|
|
|
|
|
by notahacker
158 days ago
|
|
> The conversational friendly users who want casual chit chat or a conversation partner aren’t the ones buying the $100 and $200 plans. They’re probably not even buying the $20 plans. Training LLMs to cater to their style would be a mistake. I think this is an important point. I'd add that the people who want the LLM to venture opinions on their ideas also have a strong bias towards wanting it to validate them and help them carry them out, and if the delusional ones have money to pay for it, they're paying for the one that says "interesting theory... here's some related concepts to investigate... great insight!", not the one that says "no, ridiculous, clearly you don't understand the first thing" |
|
I have various ideas. From small scale stuff (how to refactor a module I'm working on) to large scale (would it be possible to do this thing, in a field I only have a basic understanding of).

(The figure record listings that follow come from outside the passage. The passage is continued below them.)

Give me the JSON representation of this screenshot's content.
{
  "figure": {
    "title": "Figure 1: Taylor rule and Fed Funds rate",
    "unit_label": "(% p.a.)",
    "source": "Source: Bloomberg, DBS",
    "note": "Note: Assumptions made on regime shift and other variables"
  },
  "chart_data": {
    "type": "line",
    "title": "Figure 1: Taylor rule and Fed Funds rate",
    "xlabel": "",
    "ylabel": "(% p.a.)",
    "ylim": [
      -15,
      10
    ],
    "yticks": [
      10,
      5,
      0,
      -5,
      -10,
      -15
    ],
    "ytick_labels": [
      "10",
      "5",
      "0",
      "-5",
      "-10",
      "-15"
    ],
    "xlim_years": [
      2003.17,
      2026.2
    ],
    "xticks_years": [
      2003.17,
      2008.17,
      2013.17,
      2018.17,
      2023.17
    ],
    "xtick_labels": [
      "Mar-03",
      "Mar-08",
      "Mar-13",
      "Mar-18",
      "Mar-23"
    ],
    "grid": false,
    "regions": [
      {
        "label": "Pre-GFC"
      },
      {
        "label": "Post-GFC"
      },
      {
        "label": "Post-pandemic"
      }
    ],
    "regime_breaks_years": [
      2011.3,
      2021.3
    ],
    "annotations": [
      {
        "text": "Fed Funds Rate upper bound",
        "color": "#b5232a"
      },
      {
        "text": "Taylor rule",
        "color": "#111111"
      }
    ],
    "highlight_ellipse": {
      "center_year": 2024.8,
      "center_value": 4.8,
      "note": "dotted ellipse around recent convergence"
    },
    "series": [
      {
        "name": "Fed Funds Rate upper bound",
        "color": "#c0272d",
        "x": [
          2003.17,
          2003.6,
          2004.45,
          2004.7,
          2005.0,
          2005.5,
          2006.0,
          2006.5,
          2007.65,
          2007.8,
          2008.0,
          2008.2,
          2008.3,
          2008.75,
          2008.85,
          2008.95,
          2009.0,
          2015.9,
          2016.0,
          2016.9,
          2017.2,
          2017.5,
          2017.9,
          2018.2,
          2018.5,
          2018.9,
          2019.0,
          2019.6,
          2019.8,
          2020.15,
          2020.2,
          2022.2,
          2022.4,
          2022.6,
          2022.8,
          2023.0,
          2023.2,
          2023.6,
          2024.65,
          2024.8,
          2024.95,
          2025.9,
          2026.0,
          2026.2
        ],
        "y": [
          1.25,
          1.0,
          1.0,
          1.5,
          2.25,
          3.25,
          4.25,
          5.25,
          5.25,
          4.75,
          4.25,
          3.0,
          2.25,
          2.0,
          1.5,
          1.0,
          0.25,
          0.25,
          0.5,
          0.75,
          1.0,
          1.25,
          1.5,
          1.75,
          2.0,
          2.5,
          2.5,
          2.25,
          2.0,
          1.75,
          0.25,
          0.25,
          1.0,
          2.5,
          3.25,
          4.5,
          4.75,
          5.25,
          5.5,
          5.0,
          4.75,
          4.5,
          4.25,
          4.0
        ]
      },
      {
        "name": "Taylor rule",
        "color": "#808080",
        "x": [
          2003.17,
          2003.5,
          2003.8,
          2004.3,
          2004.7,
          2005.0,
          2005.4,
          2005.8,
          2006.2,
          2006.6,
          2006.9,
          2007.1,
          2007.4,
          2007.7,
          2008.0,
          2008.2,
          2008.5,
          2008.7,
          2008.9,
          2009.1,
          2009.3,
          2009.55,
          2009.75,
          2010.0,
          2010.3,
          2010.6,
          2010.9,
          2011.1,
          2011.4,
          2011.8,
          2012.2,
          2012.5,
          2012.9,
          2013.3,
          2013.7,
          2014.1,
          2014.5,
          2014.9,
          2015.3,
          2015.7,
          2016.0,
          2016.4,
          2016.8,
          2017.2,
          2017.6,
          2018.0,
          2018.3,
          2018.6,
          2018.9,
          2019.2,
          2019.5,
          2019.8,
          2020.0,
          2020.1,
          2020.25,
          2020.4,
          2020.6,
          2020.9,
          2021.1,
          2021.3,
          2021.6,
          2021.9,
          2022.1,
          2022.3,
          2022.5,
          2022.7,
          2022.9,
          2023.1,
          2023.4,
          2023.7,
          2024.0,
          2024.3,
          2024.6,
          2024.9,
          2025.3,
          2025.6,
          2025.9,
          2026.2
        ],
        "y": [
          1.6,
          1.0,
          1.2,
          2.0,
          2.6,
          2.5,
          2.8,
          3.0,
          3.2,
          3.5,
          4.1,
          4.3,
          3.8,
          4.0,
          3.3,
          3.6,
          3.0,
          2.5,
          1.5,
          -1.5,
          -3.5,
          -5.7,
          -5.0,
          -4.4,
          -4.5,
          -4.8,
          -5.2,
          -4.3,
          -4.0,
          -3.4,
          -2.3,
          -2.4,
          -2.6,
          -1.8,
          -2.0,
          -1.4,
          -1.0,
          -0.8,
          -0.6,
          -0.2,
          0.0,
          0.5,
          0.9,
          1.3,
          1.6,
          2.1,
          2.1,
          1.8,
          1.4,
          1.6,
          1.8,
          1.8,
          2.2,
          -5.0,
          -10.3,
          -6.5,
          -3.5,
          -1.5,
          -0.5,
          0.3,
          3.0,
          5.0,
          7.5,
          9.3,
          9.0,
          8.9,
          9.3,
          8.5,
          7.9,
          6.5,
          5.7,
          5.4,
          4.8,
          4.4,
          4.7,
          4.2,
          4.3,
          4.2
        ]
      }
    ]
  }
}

I'd love talking to an LLM that has expert level knowledge and can support me like current LLMs tend to ("good thinking, this idea works because...") but also offer blunt critical assessment when I'm wrong (ideally like "no, this would not work because you fundamentally misunderstand X, and even if step 1 worked here, the subsequent problem Y applies").
LLMs seem very eager to latch onto anything you suggest is a good idea, even if subtly implied in the prompt, and the threshold for how bad an idea has to be for the LLM to push back is quite high.